Further on we were aware of common terns flying over our heads to fish in the river Rother, and ringed plovers that were running about on the shingle ridges, perhaps with young. The first hide looks out over a scrape and flat beach area. We were offered further views of ringed plover, shelduck, lapwing and some very smart wheatears. Rye is one of the only places in the south east where wheatear breed, the remainder going further north.
The beach reserve is also known to be very good for an array of shingle plants such as sea kale, viper’s bugloss and yellow horned poppy, and we were not disappointed.
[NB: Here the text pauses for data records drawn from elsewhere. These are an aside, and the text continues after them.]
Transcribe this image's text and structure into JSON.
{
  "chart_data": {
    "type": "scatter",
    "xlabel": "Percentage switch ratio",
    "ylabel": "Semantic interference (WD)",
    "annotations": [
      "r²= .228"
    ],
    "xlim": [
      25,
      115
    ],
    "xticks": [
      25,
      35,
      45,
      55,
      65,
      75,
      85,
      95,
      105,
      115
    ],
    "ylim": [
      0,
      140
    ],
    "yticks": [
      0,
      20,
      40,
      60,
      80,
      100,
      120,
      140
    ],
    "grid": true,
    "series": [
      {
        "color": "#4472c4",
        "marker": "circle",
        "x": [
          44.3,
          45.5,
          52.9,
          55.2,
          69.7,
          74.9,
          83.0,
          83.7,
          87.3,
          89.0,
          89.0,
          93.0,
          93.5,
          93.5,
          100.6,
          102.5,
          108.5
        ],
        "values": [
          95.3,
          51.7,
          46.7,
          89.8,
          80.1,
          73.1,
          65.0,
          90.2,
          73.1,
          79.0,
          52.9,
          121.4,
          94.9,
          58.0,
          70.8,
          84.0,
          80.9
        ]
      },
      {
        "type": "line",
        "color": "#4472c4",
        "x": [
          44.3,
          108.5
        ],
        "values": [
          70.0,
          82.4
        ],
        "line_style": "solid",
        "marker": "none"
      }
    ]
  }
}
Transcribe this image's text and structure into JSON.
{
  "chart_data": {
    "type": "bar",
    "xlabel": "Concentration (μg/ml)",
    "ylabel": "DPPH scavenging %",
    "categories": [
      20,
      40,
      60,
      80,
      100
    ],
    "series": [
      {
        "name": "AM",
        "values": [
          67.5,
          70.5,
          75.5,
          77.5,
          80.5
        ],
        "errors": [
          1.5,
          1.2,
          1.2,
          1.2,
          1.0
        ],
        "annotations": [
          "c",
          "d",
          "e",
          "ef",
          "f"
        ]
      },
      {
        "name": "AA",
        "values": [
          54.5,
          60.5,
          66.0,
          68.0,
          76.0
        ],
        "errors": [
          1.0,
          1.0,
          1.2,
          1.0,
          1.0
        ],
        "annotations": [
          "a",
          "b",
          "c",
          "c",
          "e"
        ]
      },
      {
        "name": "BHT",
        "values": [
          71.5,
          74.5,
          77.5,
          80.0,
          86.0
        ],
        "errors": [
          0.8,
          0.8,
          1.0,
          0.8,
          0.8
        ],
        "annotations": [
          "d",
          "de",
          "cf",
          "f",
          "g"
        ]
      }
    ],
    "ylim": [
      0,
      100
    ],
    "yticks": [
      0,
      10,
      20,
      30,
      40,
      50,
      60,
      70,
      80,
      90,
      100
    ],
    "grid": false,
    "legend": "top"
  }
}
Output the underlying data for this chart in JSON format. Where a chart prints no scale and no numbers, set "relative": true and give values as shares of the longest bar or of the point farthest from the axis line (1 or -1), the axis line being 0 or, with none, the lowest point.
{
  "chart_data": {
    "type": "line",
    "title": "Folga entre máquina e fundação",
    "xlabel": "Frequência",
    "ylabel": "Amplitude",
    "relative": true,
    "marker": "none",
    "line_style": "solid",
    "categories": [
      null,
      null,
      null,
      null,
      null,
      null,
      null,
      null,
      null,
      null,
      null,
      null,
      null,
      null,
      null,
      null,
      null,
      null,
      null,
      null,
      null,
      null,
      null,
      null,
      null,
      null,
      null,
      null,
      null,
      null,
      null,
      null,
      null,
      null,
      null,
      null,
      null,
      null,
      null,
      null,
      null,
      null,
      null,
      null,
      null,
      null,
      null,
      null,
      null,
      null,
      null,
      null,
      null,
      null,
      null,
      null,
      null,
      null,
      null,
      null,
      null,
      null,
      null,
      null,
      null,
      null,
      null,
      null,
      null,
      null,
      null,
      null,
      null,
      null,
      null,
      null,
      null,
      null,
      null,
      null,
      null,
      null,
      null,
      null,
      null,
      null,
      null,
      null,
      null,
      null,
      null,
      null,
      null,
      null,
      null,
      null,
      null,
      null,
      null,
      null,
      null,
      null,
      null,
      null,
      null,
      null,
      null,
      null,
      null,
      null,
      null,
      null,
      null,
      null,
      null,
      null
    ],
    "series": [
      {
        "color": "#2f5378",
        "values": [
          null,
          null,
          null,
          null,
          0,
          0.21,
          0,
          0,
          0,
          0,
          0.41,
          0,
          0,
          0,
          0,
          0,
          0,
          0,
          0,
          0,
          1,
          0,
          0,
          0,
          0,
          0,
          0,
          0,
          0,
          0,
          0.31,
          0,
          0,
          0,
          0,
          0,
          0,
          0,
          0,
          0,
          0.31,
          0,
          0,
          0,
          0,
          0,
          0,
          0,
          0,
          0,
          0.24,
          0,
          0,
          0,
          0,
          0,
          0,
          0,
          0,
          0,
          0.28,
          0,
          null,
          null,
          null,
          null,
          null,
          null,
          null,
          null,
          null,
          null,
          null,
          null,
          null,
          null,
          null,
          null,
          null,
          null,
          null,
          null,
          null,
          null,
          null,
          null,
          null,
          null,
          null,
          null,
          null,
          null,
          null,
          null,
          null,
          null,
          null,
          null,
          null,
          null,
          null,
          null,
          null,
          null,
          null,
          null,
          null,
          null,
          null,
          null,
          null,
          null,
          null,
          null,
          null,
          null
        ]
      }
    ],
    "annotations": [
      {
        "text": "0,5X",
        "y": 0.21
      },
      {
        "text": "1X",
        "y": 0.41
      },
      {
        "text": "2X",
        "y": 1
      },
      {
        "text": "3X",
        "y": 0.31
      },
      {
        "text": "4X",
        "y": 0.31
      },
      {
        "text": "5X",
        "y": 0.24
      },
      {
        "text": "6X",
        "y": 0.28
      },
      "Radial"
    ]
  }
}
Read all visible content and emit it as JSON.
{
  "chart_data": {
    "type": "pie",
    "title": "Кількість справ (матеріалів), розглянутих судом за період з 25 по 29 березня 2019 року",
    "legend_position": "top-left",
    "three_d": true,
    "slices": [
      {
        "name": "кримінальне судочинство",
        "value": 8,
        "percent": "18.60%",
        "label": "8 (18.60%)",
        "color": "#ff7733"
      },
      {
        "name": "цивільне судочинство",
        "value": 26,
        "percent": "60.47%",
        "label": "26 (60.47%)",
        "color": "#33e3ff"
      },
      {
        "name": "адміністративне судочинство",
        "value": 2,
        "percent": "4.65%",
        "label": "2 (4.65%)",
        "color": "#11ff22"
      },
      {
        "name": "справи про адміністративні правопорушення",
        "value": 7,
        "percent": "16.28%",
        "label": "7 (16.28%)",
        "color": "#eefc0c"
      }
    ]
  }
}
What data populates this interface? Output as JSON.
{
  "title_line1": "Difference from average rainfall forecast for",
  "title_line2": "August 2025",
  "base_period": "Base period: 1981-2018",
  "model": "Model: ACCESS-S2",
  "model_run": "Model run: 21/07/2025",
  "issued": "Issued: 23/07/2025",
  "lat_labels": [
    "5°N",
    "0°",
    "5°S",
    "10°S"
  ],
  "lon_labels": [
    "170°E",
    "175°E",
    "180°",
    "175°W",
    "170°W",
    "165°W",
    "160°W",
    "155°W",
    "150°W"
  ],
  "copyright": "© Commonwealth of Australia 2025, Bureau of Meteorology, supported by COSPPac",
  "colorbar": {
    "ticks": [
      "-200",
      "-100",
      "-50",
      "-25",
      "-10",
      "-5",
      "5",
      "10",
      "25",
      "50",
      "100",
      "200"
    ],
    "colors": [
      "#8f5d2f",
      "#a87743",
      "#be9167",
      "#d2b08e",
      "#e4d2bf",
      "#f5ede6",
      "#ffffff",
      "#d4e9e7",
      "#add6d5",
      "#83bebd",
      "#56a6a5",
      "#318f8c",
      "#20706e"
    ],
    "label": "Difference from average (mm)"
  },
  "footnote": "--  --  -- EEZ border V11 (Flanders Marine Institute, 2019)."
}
Rye is also one of the few places to go to see little terns, alongside their larger cousins the common and sandwich, but far less numerous sadly of recent years. The reserve cordons off areas on the shingle which is protected by predator fencing and entices the little terns to nest there by placing decoy birds on the shingle. We did not see any evidence of this working this time but were lucky enough to see a few fishing off the sea shore.
We spent lunch time looking over the ternery pool where lots of common and sandwich terns, alongside black-headed gulls, nest. After lunch we decided to walk towards the old lifeboat shed and then inland around the reserve. Passing more scrapes and pools giving us views of little and great crested grebes, tufted duck and pochard. Meadow brown, small tortoiseshell and small heath were all seen flying and a cuckoo was heard, and seen by some, quite close by. A very smart reed bunting sat aloft a reed to sing to us as we passed along the track heading back round towards the two hides we had missed out earlier. From these we had great views of black-headed gull and common terns with young.
Time to head back for that much needed ice cream at the end of the day but not before seeing more avocets with young on the newer scrapes and a mediterranean gull flying over our heads. Another great day out at a terrific reserve. Thanks to Sally for the photographs.